Faylay~しあわせの魔法
「目障りだ」

「……はい」

それは『殺せ』と言われているのだと、アレクセイは軽く頭を下げた。一瞬だけ自分の首に巻かれている包帯に意識を持っていく。

彼は……まだ、強くなる。

剣士としての純粋なる興味から、アレクセイは胸を高鳴らせた。

その想いを隠しつつ、顔を上げカインの右手に視線をやる。

「それは、いかがなさいました?」

「リディアーナに仕置きされてしまった」

クッ、と笑うその姿は、どこか楽しげにも見える。

「皇女殿下に?」

アレクセイは眉を顰めたものの、一旦部屋を出て救急箱を手に戻ってきた。そして玉座まで歩み寄り、カインの手を取る。

「やめろ」

「いいえ、きちんと治していただきます。大事な『皇帝陛下』の御身なのですから」

真っ直ぐに紫暗の瞳を見つめそう言うアレクセイを、カインは可笑しそうに見つめる。

「お前も馬鹿な人間だな。私が『カイン』ではないと、気付いておろうに」

「ええ、もちろんです。

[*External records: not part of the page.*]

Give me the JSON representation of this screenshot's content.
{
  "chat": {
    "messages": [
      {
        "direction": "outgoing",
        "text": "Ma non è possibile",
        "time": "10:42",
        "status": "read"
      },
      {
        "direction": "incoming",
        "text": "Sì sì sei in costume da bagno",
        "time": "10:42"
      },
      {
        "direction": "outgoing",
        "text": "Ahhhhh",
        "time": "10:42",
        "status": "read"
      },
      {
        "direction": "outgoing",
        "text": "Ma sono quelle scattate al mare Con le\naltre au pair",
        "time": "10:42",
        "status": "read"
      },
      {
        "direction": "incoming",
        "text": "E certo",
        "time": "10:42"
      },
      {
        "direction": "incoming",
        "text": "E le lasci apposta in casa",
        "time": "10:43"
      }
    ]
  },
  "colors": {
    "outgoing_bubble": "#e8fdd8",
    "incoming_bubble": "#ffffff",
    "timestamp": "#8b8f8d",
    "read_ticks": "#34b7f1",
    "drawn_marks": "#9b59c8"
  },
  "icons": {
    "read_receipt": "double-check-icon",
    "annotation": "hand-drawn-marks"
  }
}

ですが」

包帯を巻き終え、パタンと箱を閉じてから、アレクセイはまたカインを見つめた。

「私は、カイン様に生涯忠誠を誓った身です。貴方が『カイン様』である限り、私は貴方に従い、命をかけてお護りする。それだけです」

「ふん、見上げた忠誠心だ」

カインは鼻で笑うと、包帯の巻かれた手でアレクセイを振り払い、玉座に身を沈めた。